12. NOAA:

Senate appropriators OK shift of funds to bail out Weather Service; House not yet on board

Published:

Senate appropriators approved a request from the Commerce Department yesterday to reprogram more than $35 million, bringing the National Weather Service one step closer to preventing agencywide furloughs.

Commerce -- and it daughter agency, the National Oceanic and Atmospheric Administration -- asked for the reprogramming after releasing an internal report detailing the Weather Service's reallocation of millions of dollars without congressional approval (Greenwire, May 29).

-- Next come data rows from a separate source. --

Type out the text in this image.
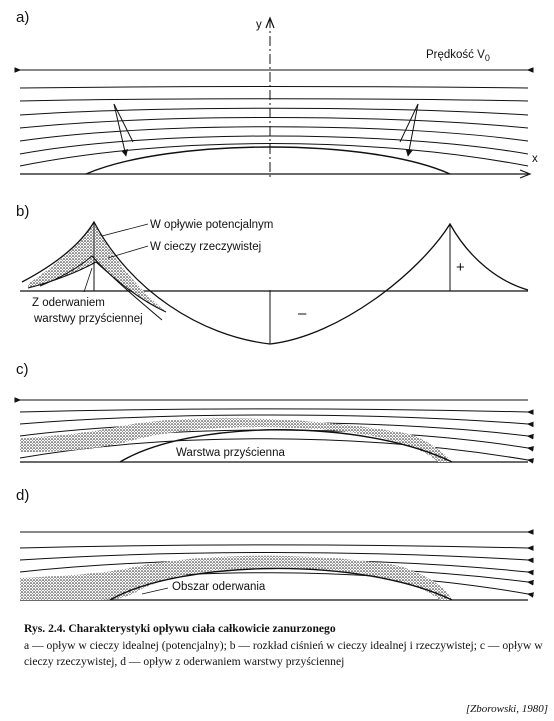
a)	y
x
Prędkość $V_0$
b)
W opływie potencjalnym
W cieczy rzeczywistej
Z oderwaniem
warstwy przyściennej
+
–
c)
Warstwa przyścienna
d)
Obszar oderwania

Rys. 2.4. Charakterystyki opływu ciała całkowicie zanurzonego
a — opływ w cieczy idealnej (potencjalny); b — rozkład ciśnień w cieczy idealnej i rzeczywistej; c — opływ w cieczy rzeczywistej, d — opływ z oderwaniem warstwy przyściennej

[Zborowski, 1980]
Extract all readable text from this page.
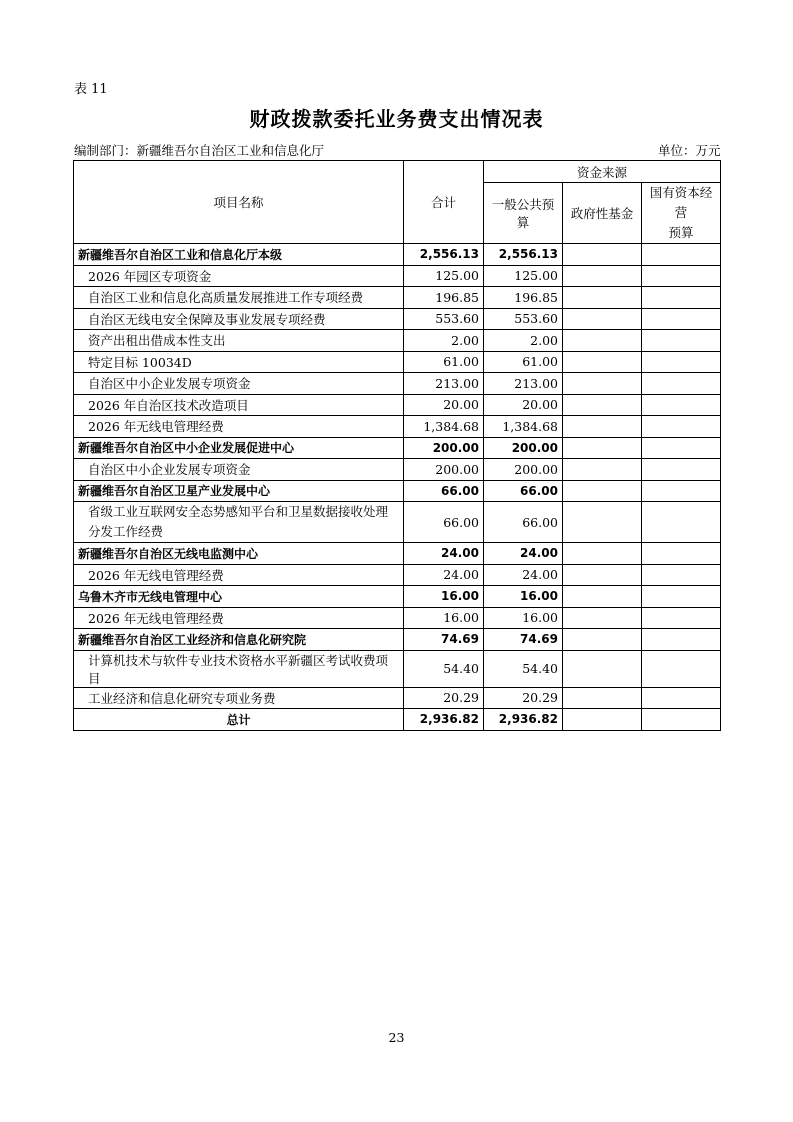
表 11
财政拨款委托业务费支出情况表
编制部门：新疆维吾尔自治区工业和信息化厅	单位：万元
项目名称	合计	资金来源		
		一般公共预算	政府性基金	国有资本经营
预算
新疆维吾尔自治区工业和信息化厅本级	2,556.13	2,556.13		
2026 年园区专项资金	125.00	125.00		
自治区工业和信息化高质量发展推进工作专项经费	196.85	196.85		
自治区无线电安全保障及事业发展专项经费	553.60	553.60		
资产出租出借成本性支出	2.00	2.00		
特定目标 10034D	61.00	61.00		
自治区中小企业发展专项资金	213.00	213.00		
2026 年自治区技术改造项目	20.00	20.00		
2026 年无线电管理经费	1,384.68	1,384.68		
新疆维吾尔自治区中小企业发展促进中心	200.00	200.00		
自治区中小企业发展专项资金	200.00	200.00		
新疆维吾尔自治区卫星产业发展中心	66.00	66.00		
省级工业互联网安全态势感知平台和卫星数据接收处理分发工作经费	66.00	66.00		
新疆维吾尔自治区无线电监测中心	24.00	24.00		
2026 年无线电管理经费	24.00	24.00		
乌鲁木齐市无线电管理中心	16.00	16.00		
2026 年无线电管理经费	16.00	16.00		
新疆维吾尔自治区工业经济和信息化研究院	74.69	74.69		
计算机技术与软件专业技术资格水平新疆区考试收费项目	54.40	54.40		
工业经济和信息化研究专项业务费	20.29	20.29		
总计	2,936.82	2,936.82		
23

Now agency officials say the Weather Service is $35 million short in the accounts that fund employee salaries and radar updates. Without congressional approval to move around money, they say, the Weather Service will have to furlough every employee for 13 days to make up the difference.

House appropriators have yet to give their approval; today, they will hear from NOAA Administrator Jane Lubchenco and Deputy Administrator Kathryn Sullivan at a hearing of the House Commerce, Justice and Science Appropriations Subcommittee (E&E Daily , June 19).

But the Senate is now on board, though appropriators are still skeptical.

Sens. Barbara Mikulski (D-Md.) and Kay Bailey Hutchison (R-Texas) -- the top Democrat and Republican of the Senate appropriations subpanel that oversees NOAA -- wrote in a letter yesterday that they approve of the reprogramming "to ensure that NWS forecasting operations are not disrupted."

But they also expressed frustration that the Weather Service had still not calculated the exact shortfall, instead relying on information from local and regional offices.

"We remain dissatisfied that the Department and NOAA have not known the true operational costs to support NWS's warning and forecast base, and do not know for how long these budget problems have been occurring," they wrote. "Given this lack of knowledge, we have little assurance that similar budget gimmicks are not happening in other parts of NOAA."

Commerce has been tasked with submitting a new budget baseline for the Weather Service to the appropriations subcommittee by July 31 -- and if that budget reveals that less money is needed, the reprogrammed funds will be returned to the accounts they came from.

Mikulski and Hutchison also have kick-started an investigation into the funding problem and whether it is part of "systematic budget problems" at NOAA. They have asked for independent reviews from the Government Accountability Office and the Justice Department on the misappropriations of funds.

"We expect the Department and NOAA to continue cooperating with the Committee as a full accounting of these problems are brought to light, and to help restore Congress's confidence in the Department's budget process," the senators wrote.